The challenge is subtle. We want models to be respectful and collaborative, but not blindly affirming.

What alignment has solved and not solved

Alignment techniques have made modern assistants much more useful. They improved instruction following, conversational quality, refusal behavior, formatting, tone, and user experience. They helped transform raw pretrained models into practical systems.

But alignment is not solved.

Remaining challenges include:

  • Hallucination and unsupported claims
  • Sycophancy
  • Inconsistent refusal behavior
  • Overconfidence
  • Hidden bias in preference data
  • Reward hacking
  • Weaknesses on novel or adversarial tasks
  • Difficulty aligning agentic systems that can take actions

Agentic AI makes alignment harder because the model’s output may not just be text. It may trigger tool calls, modify files, query private data, or influence workflows. Aligning an agent requires not only model-level training but also system-level controls: permissions, validation, logging, human approval, sandboxing, and evaluation.

Summary

Pretraining gives a model broad predictive capability. Supervised fine-tuning teaches assistant-like behavior. RLHF and preference optimization teach models to produce responses humans tend to prefer. Constitutional AI adds principle-guided critique and revision.

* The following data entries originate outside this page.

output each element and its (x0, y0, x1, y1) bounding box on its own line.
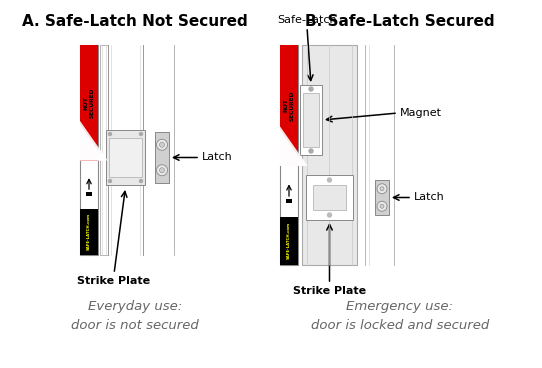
Text: SAFE-LATCH.com: SAFE-LATCH.com (287, 222, 291, 259)
Polygon shape (193, 45, 283, 166)
Bar (86, 192, 92, 196)
Text: Emergency use:
door is locked and secured: Emergency use: door is locked and secure… (311, 300, 489, 332)
Polygon shape (19, 45, 105, 160)
Bar (106, 130, 145, 185)
Bar (280, 45, 298, 166)
Circle shape (327, 213, 332, 217)
Polygon shape (205, 45, 295, 166)
Bar (303, 93, 319, 147)
Circle shape (159, 142, 165, 147)
Bar (313, 185, 346, 210)
Bar (306, 175, 353, 220)
Bar (100, 45, 108, 255)
Bar (280, 45, 298, 265)
Polygon shape (2, 45, 88, 160)
Bar (302, 45, 357, 265)
Bar (80, 45, 98, 160)
Text: SAFE-LATCH.com: SAFE-LATCH.com (87, 213, 91, 251)
Bar (80, 45, 98, 160)
Text: Latch: Latch (202, 152, 233, 163)
Circle shape (377, 184, 387, 194)
Circle shape (108, 180, 112, 183)
Text: Latch: Latch (414, 192, 445, 202)
Bar (375, 180, 389, 215)
Bar (80, 209, 98, 255)
Polygon shape (217, 45, 308, 166)
Bar (286, 199, 292, 204)
Circle shape (139, 132, 143, 135)
Polygon shape (210, 45, 300, 166)
Text: NOT
SECURED: NOT SECURED (284, 90, 294, 121)
Polygon shape (200, 45, 291, 166)
Circle shape (327, 178, 332, 182)
Circle shape (380, 204, 384, 208)
Text: Strike Plate: Strike Plate (293, 286, 366, 296)
Circle shape (377, 201, 387, 211)
Circle shape (159, 168, 165, 173)
Polygon shape (195, 45, 286, 166)
Polygon shape (9, 45, 95, 160)
Circle shape (157, 165, 167, 176)
Bar (280, 45, 298, 166)
Polygon shape (14, 45, 100, 160)
Bar (280, 217, 298, 265)
Text: Magnet: Magnet (400, 108, 442, 118)
Circle shape (139, 180, 143, 183)
Polygon shape (208, 45, 298, 166)
Text: Safe-Latch: Safe-Latch (277, 15, 337, 25)
Text: B. Safe-Latch Secured: B. Safe-Latch Secured (305, 14, 495, 29)
Polygon shape (215, 45, 305, 166)
Circle shape (157, 139, 167, 150)
Polygon shape (0, 45, 81, 160)
Text: A. Safe-Latch Not Secured: A. Safe-Latch Not Secured (22, 14, 248, 29)
Polygon shape (7, 45, 93, 160)
Polygon shape (212, 45, 303, 166)
Bar (80, 45, 98, 255)
Circle shape (309, 149, 313, 153)
Bar (109, 138, 142, 177)
Circle shape (309, 87, 313, 91)
Text: Strike Plate: Strike Plate (78, 276, 151, 286)
Text: Everyday use:
door is not secured: Everyday use: door is not secured (71, 300, 199, 332)
Polygon shape (22, 45, 108, 160)
Text: NOT
SECURED: NOT SECURED (84, 88, 94, 118)
Bar (155, 132, 169, 183)
Polygon shape (0, 45, 83, 160)
Polygon shape (4, 45, 91, 160)
Polygon shape (203, 45, 293, 166)
Polygon shape (11, 45, 98, 160)
Circle shape (380, 187, 384, 191)
Polygon shape (190, 45, 281, 166)
Bar (300, 85, 322, 155)
Circle shape (108, 132, 112, 135)
Polygon shape (0, 45, 86, 160)
Polygon shape (198, 45, 288, 166)
Polygon shape (16, 45, 103, 160)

These methods have made LLMs dramatically more useful, but they do not guarantee truth, safety, or wisdom. Alignment is best understood as an ongoing engineering and research process.

For developers, the practical lesson is to combine aligned models with good system design. Use clear instructions, constrained tools, retrieval when facts matter, human review for high-impact actions, and continuous evaluation. Model alignment helps, but application-level alignment is still your responsibility.